Ashley Gonzalez, a graduate of John Marshall High School in Los Angeles whose rescission was featured in a Los Angeles Times story last week, is one of the lucky students whose appeal worked. Her admission offer was withdrawn because campus officials said a community college transcript had not arrived by the July deadline. But Gonzalez said it had been sent in the same envelope as her high school transcript, which was received on time. She received word Tuesday that she once again was accepted.
But skepticism about Irvine’s actions lingers.
Sarah Eichhorn, a faculty member in the physical sciences department, said the university has compounded its problems in launching the leadership academy. By denying access to financial aid, she said, the program gives wealthier students preferential treatment in the form of leadership opportunities and smaller classes.
“In the rush to deal with an overenrollment and housing shortage problem, UCI has created a program … with extreme social justice and equity issues,” she said. “I would hate to see this institutionalized and become a model for other University of California campuses.”
Parham said he disagreed with that characterization of the program. The aim, he said, is to help middle-income students whose families make too much to qualify for most financial aid but too little to easily afford the full cost of attendance — an estimated $33,000 annually.
Mariano Segovia, a graduate of Garr High School in Cerritos, represents just that kind of student. His mother, a nurse, earns about $130,000 annually — too much to qualify for any financial aid but a loan, he said.
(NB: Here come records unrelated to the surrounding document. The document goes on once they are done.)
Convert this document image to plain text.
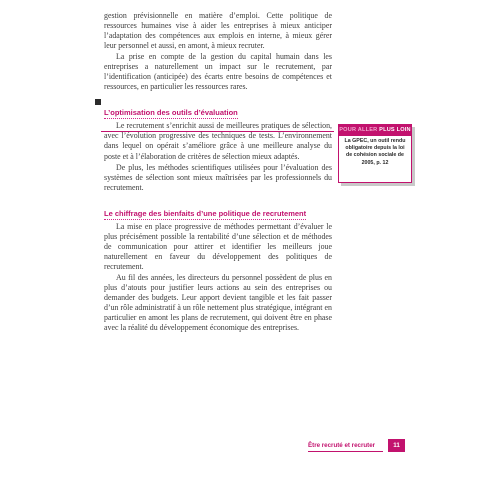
gestion prévisionnelle en matière d’emploi. Cette politique de ressources humaines vise à aider les entreprises à mieux anticiper l’adaptation des compétences aux emplois en interne, à mieux gérer leur personnel et aussi, en amont, à mieux recruter.

La prise en compte de la gestion du capital humain dans les entreprises a naturellement un impact sur le recrutement, par l’identification (anticipée) des écarts entre besoins de compétences et ressources, en particulier les ressources rares.

L’optimisation des outils d’évaluation

Le recrutement s’enrichit aussi de meilleures pratiques de sélection, avec l’évolution progressive des techniques de tests. L’environnement dans lequel on opérait s’améliore grâce à une meilleure analyse du poste et à l’élaboration de critères de sélection mieux adaptés.

De plus, les méthodes scientifiques utilisées pour l’évaluation des systèmes de sélection sont mieux maîtrisées par les professionnels du recrutement.

Le chiffrage des bienfaits d’une politique de recrutement

La mise en place progressive de méthodes permettant d’évaluer le plus précisément possible la rentabilité d’une sélection et de méthodes de communication pour attirer et identifier les meilleurs joue naturellement en faveur du développement des politiques de recrutement.

Au fil des années, les directeurs du personnel possèdent de plus en plus d’atouts pour justifier leurs actions au sein des entreprises ou demander des budgets. Leur apport devient tangible et les fait passer d’un rôle administratif à un rôle nettement plus stratégique, intégrant en particulier en amont les plans de recrutement, qui doivent être en phase avec la réalité du développement économique des entreprises.

POUR ALLER PLUS LOIN
La GPEC, un outil rendu obligatoire depuis la loi de cohésion sociale de 2005, p. 12
Être recruté et recruter	11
The program’s offer of a 50% tuition discount intrigued him enough to attend an informational session, at which campus officials laid out the pros and cons, he said.
One of his major concerns at the time was the limited class menu, but officials have since added chemistry, biology and math classes to help those majoring in health-related fields stay on track. They also added free parking passes, valued at more than $600.
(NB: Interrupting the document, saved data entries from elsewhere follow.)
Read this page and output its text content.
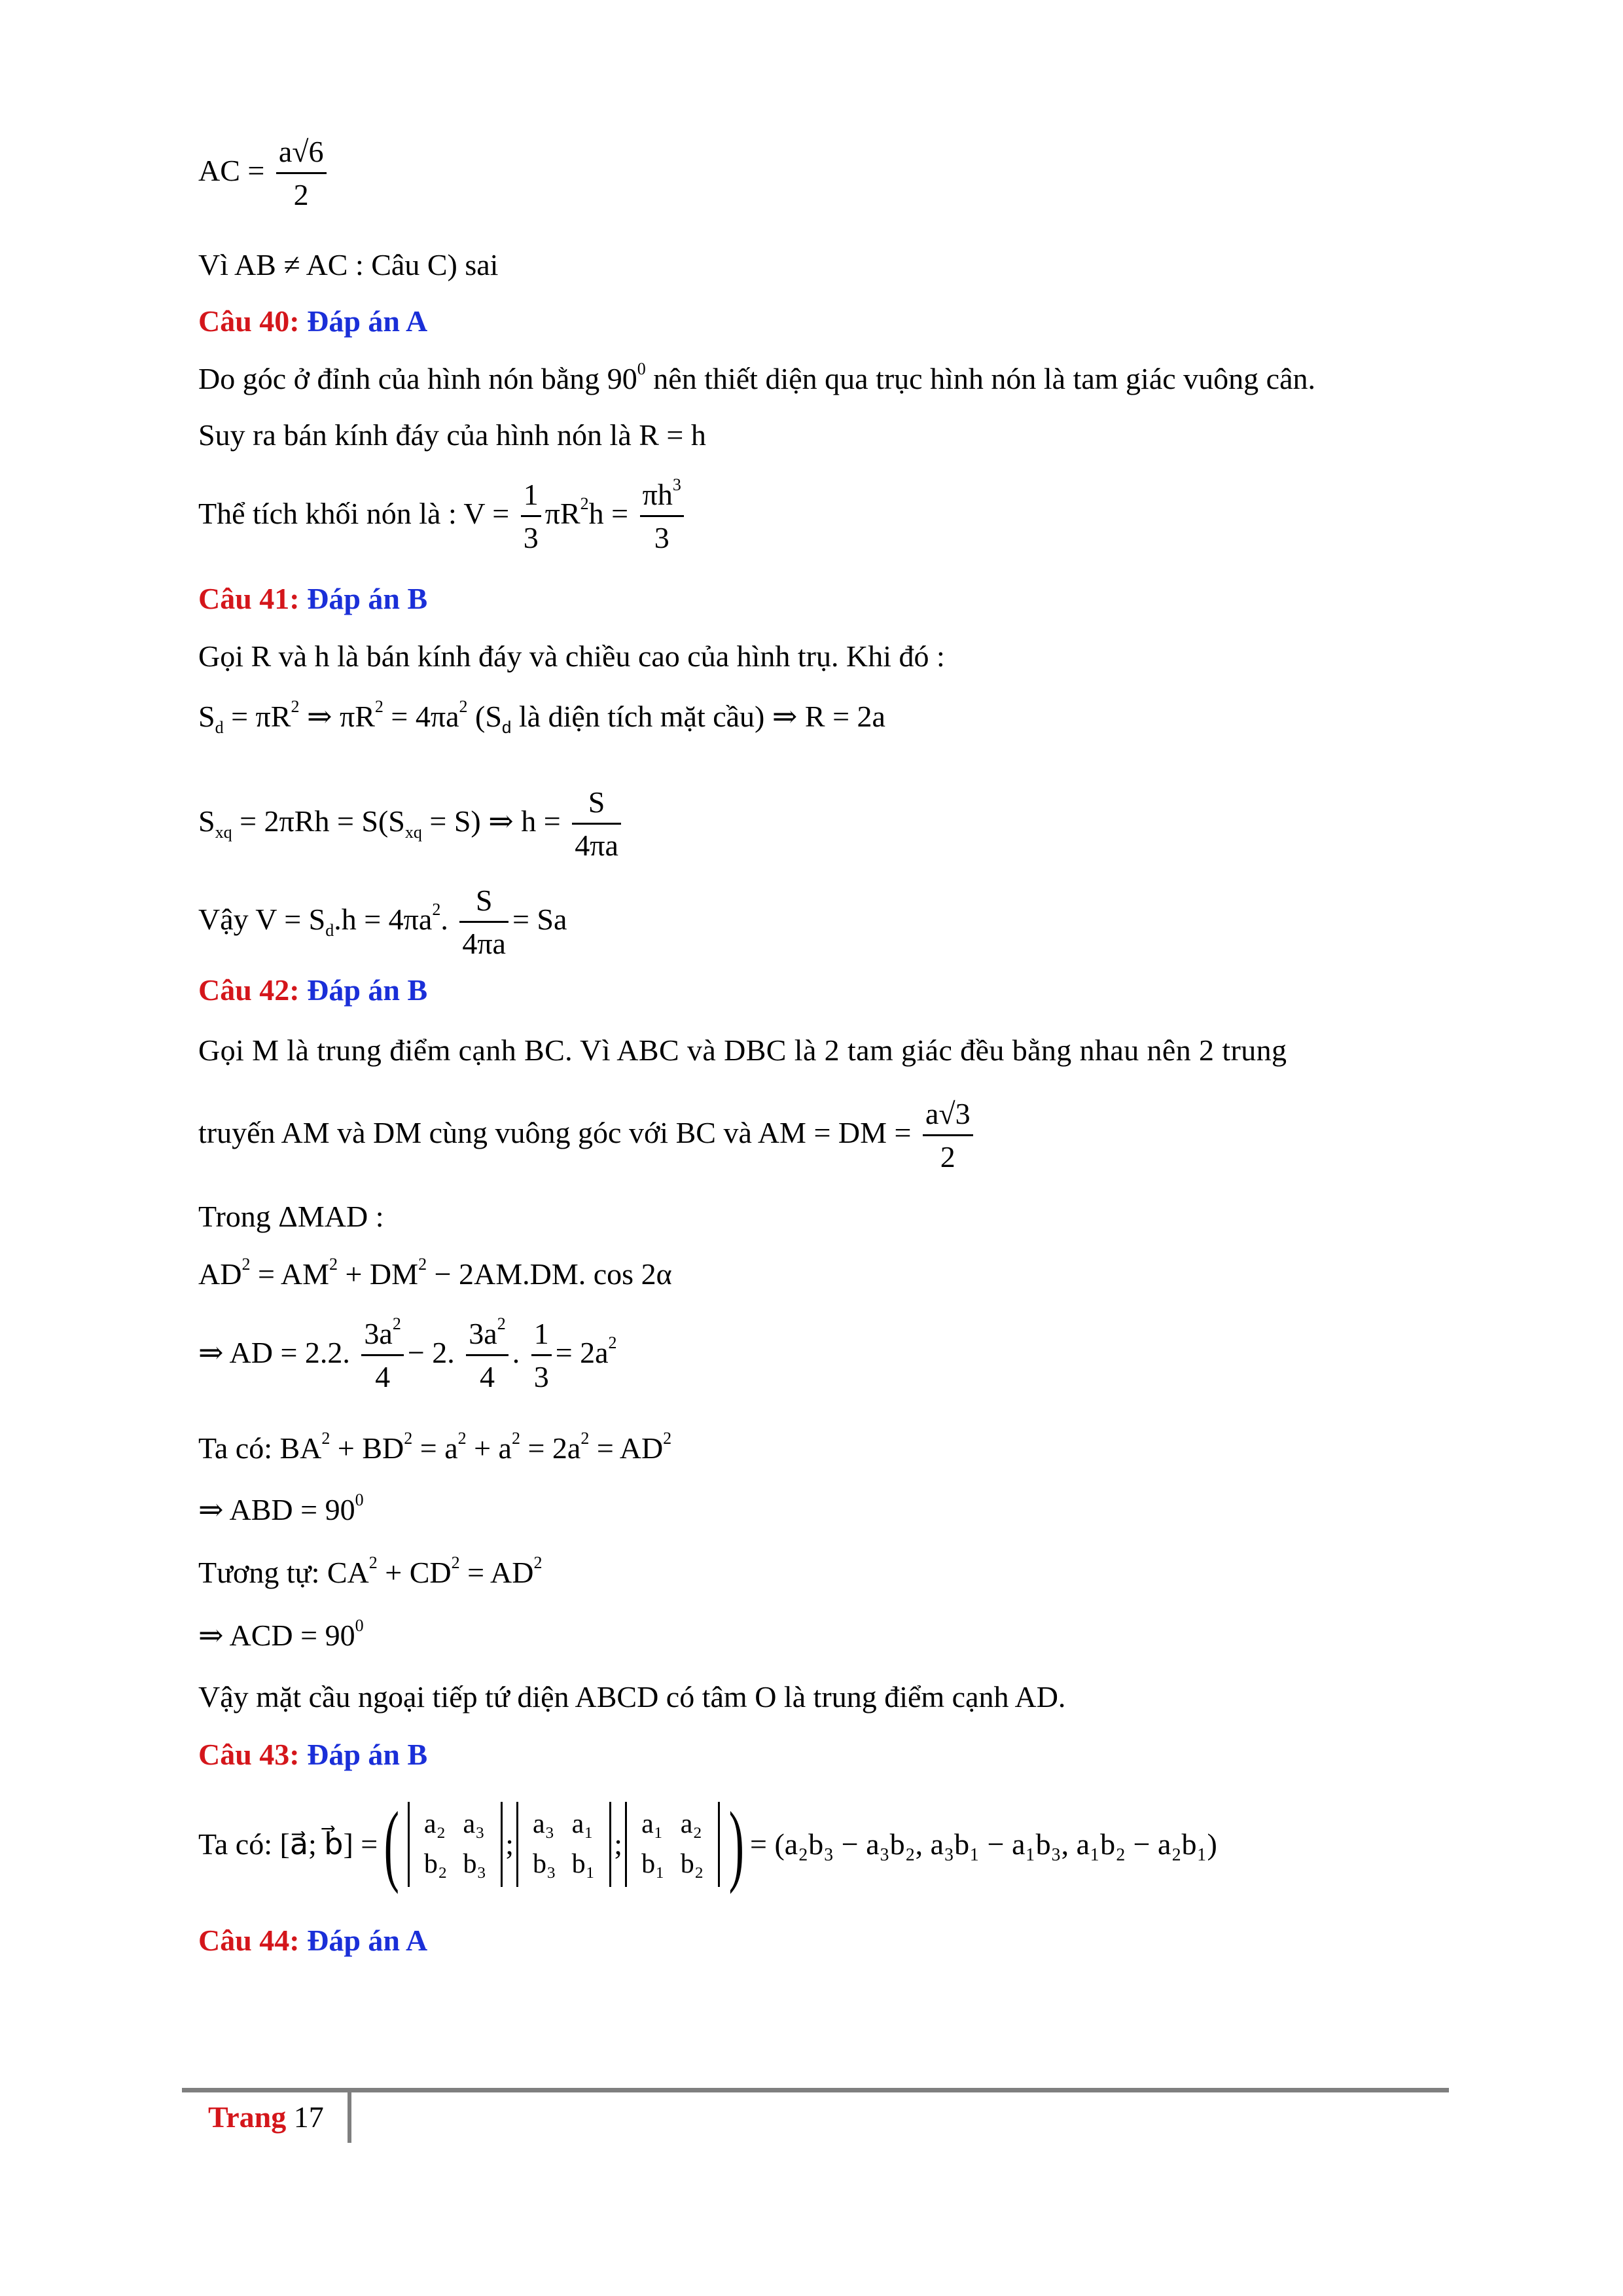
AC = $\frac{a√6}{2}$
Vì AB ≠ AC : Câu C) sai
Câu 40: Đáp án A
Do góc ở đỉnh của hình nón bằng $90^0$ nên thiết diện qua trục hình nón là tam giác vuông cân.
Suy ra bán kính đáy của hình nón là R = h
Thể tích khối nón là : $V = \frac{1}{3} \pi R^2h = \frac{\pi h^3}{3}$
Câu 41: Đáp án B
Gọi R và h là bán kính đáy và chiều cao của hình trụ. Khi đó :
$S_d = \pi R^2$ ⇒ $\pi R^2 = 4\pi a^2$ ($S_d$ là diện tích mặt cầu) ⇒ R = 2a
$S_{xq} = 2\pi Rh = S(S_{xq} = S)$ ⇒ $h = \frac{S}{4\pi a}$
Vậy $V = S_d.h = 4\pi a^2$. $\frac{S}{4\pi a} = Sa$
Câu 42: Đáp án B
Gọi M là trung điểm cạnh BC. Vì ABC và DBC là 2 tam giác đều bằng nhau nên 2 trung
truyến AM và DM cùng vuông góc với BC và AM = DM = $\frac{a√3}{2}$
Trong ΔMAD :
$AD^2 = AM^2 + DM^2 - 2AM.DM$. cos 2α
⇒ AD = 2.2. $\frac{3a^2}{4} - 2$. $\frac{3a^2}{4}$ . $\frac{1}{3} = 2a^2$
Ta có: $BA^2 + BD^2 = a^2 + a^2 = 2a^2 = AD^2$
⇒ ABD = $90^0$
Tương tự: $CA^2 + CD^2 = AD^2$
⇒ ACD = $90^0$
Vậy mặt cầu ngoại tiếp tứ diện ABCD có tâm O là trung điểm cạnh AD.
Câu 43: Đáp án B
Ta có: [a⃗; b⃗] = ( a₂	a₃
b₂	b₃
;
a₃	a₁
b₃	b₁
;
a₁	a₂
b₁	b₂ ) = (a₂b₃ − a₃b₂, a₃b₁ − a₁b₃, a₁b₂ − a₂b₁)
Câu 44: Đáp án A
Trang 17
Segovia said he doesn’t need campus housing since he plans to commute. He figures he can still make friends by joining campus clubs.
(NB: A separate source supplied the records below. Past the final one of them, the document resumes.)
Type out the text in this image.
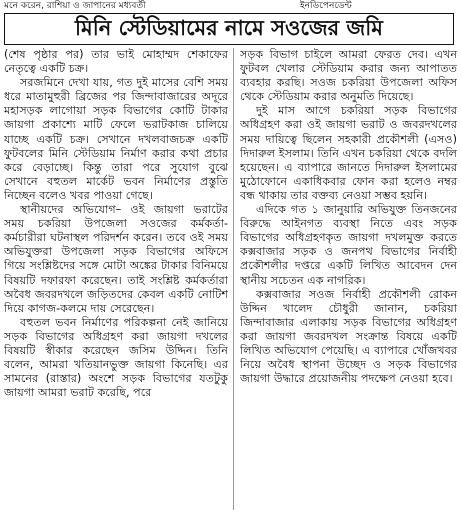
মনে করেন, রাশিয়া ও জাপানের মধ্যবর্তী	ইনডিপেনডেন্ট
মিনি স্টেডিয়ামের নামে সওজের জমি

(শেষ পৃষ্ঠার পর) তার ভাই মোহাম্মদ শেকাফের নেতৃত্বে একটি চক্র।

সরজমিনে দেখা যায়, গত দুই মাসের বেশি সময় ধরে মাতামুহুরী ব্রিজের পর জিন্দাবাজারের অদূরে মহাসড়ক লাগোয়া সড়ক বিভাগের কোটি টাকার জায়গা প্রকাশ্যে মাটি ফেলে ভরাটকাজ চালিয়ে যাচ্ছে একটি চক্র। সেখানে দখলবাজচক্র একটি ফুটবলের মিনি স্টেডিয়াম নির্মাণ করার কথা প্রচার করে বেড়াচ্ছে। কিন্তু তারা পরে সুযোগ বুঝে সেখানে বহুতল মার্কেট ভবন নির্মাণের প্রস্তুতি নিচ্ছেন বলেও খবর পাওয়া গেছে।

স্থানীয়দের অভিযোগ– ওই জায়গা ভরাটের সময় চকরিয়া উপজেলা সওজের কর্মকর্তা-কর্মচারীরা ঘটনাস্থল পরিদর্শন করেন। তবে ওই সময় অভিযুক্তরা উপজেলা সড়ক বিভাগের অফিসে গিয়ে সংশ্লিষ্টদের সঙ্গে মোটা অঙ্কের টাকার বিনিময়ে বিষয়টি দফারফা করেছেন। তাই সংশ্লিষ্ট কর্মকর্তারা অবৈধ জবরদখলে জড়িতদের কেবল একটি নোটিশ দিয়ে কাগজ-কলমে দায় সেরেছেন।

বহুতল ভবন নির্মাণের পরিকল্পনা নেই জানিয়ে সড়ক বিভাগের অধিগ্রহণ করা জায়গা দখলের বিষয়টি স্বীকার করেছেন জসিম উদ্দিন। তিনি বলেন, আমরা খতিয়ানভুক্ত জায়গা কিনেছি। এর সামনের (রাস্তার) অংশে সড়ক বিভাগের যতটুকু জায়গা আমরা ভরাট করেছি, পরে

সড়ক বিভাগ চাইলে আমরা ফেরত দেব। এখন ফুটবল খেলার স্টেডিয়াম করার জন্য আপাতত ব্যবহার করছি। সওজ চকরিয়া উপজেলা অফিস থেকে স্টেডিয়াম করার অনুমতি দিয়েছে।

দুই মাস আগে চকরিয়া সড়ক বিভাগের অধিগ্রহণ করা ওই জায়গা ভরাট ও জবরদখলের সময় দায়িত্বে ছিলেন সহকারী প্রকৌশলী (এসও) দিদারুল ইসলাম। তিনি এখন চকরিয়া থেকে বদলি হয়েছেন। এ ব্যাপারে জানতে দিদারুল ইসলামের মুঠোফোনে একাধিকবার ফোন করা হলেও নম্বর বন্ধ থাকায় তার বক্তব্য নেওয়া সম্ভব হয়নি।

এদিকে গত ১ জানুয়ারি অভিযুক্ত তিনজনের বিরুদ্ধে আইনগত ব্যবস্থা নিতে এবং সড়ক বিভাগের অধিগ্রহণকৃত জায়গা দখলমুক্ত করতে কক্সবাজার সড়ক ও জনপথ বিভাগের নির্বাহী প্রকৌশলীর দপ্তরে একটি লিখিত আবেদন দেন স্থানীয় সচেতন এক নাগরিক।

কক্সবাজার সওজ নির্বাহী প্রকৌশলী রোকন উদ্দিন খালেদ চৌধুরী জানান, চকরিয়া জিন্দাবাজার এলাকায় সড়ক বিভাগের অধিগ্রহণ করা জায়গা জবরদখল সংক্রান্ত বিষয়ে একটি লিখিত অভিযোগ পেয়েছি। এ ব্যাপারে খোঁজখবর নিয়ে অবৈধ স্থাপনা উচ্ছেদ ও সড়ক বিভাগের জায়গা উদ্ধারে প্রয়োজনীয় পদক্ষেপ নেওয়া হবে।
“Tuition is pretty expensive and I was willing to do anything to make things cheaper for my family,” he said of his decision to sign up for the program.
Other students, however, were dissuaded. Paris Thomas, a graduate of View Park High School in Los Angeles, said her mother wanted her to sign up because of the tuition discount. But after perusing Facebook posts, Thomas thought it “sounded so fishy.”
When a campus official called to pitch the program, Thomas said she learned for the first time that it would cause her to lose access to her Cal Grant because she would not be considered a regularly enrolled student. She declined to participate.
Shah, the Cerritos student, who plans to major in software engineering, said he tried to withdraw from the program after signing up. In two separate phone calls in June, he said, campus staff assured him he was no longer registered. But in July, a message on his UCI online portal welcomed him to the academy.
“I was pretty shocked,” he said. “It’s like they were keeping me in against my will.”
Eventually, he was removed, he said, a campus staff member apologized for the mix-up.